I picked which symbols I'm going to use. (I have to link to them rather than post them on this page because they use a bundled font, and some web browsers want that font to come from the same server as the text. I can't upload the font to blogspot, as far as I know.)
A couple of iPad users let me know they can see the upside-down treble clef, so I know that this font thing works on that device, so this is excellent news.
The symbols are sort-of grouped into noteheads, rests, lines, clefs, fermatas, circles, triangles, diamonds, and groovy percussion symbols. There are some cases in which different unicode chars seem to map to identical symbols. Some of the symbols, like the bars, don't makse sense by themselves, but need to have several grouped together. There's going to need to be some logic in how symbols are chosen by the program and used. Strings might be pre-defined, so regexes might indicate repetitions of a glyph.
While going through some papers, I found my first notes from when I first thought of this piece.
This piece started as a pen and paper idea. The ideas were:
- staff lines that go funny, like intersecting lines, steps, etc.
- wavy lines using a line drawing tool.
- pitch sets definied before the lines go off --> indeterminate clefs
- Ink blots that fall from an ink pen
- granular clouds w/ pitch areas defined in margins
- Transparencies, ala Cage
- Apps written in processing or Open GL, use monitors or projector.
- phone app?
The staff lines that go off is a good idea.

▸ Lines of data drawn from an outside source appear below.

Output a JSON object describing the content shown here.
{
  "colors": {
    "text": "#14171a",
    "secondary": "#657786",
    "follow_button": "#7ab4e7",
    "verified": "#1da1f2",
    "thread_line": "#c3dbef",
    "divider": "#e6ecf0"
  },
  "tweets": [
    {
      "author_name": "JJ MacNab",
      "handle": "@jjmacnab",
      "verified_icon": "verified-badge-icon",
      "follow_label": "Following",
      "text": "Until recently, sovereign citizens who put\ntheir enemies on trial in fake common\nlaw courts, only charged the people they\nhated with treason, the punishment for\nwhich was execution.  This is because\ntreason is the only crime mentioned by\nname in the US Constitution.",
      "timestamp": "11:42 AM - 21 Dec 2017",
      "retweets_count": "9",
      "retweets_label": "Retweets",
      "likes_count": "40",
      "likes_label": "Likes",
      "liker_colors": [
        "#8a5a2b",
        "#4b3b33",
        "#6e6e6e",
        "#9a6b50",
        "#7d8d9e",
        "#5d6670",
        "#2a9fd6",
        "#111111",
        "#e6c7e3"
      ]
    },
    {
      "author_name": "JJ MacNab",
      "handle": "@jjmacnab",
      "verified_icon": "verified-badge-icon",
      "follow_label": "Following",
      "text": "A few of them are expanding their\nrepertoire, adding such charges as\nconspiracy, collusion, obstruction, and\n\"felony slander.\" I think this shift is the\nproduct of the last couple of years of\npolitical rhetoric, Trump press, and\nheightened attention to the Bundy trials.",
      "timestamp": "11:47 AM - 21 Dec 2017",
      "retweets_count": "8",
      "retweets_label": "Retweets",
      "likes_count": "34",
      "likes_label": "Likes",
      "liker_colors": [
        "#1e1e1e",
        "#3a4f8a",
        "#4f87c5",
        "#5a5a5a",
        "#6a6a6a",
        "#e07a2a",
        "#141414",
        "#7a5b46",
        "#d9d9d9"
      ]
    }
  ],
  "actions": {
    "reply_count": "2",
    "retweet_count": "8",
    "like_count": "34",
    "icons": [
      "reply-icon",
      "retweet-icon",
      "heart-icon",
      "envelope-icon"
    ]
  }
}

They could start straight and then curve or just always be intersecting. This can't use the staff notation in the font, but will need to be a set of rules on how to draw lines.
Using indeterminate clefs is not as good an idea - it just means there are two possible versions of every note, which just builds chords.
By the end of making that outline, it was no longer a pen and paper piece!
Granular clouds are not well suited to vocal ensembles, but this idea did become another piece.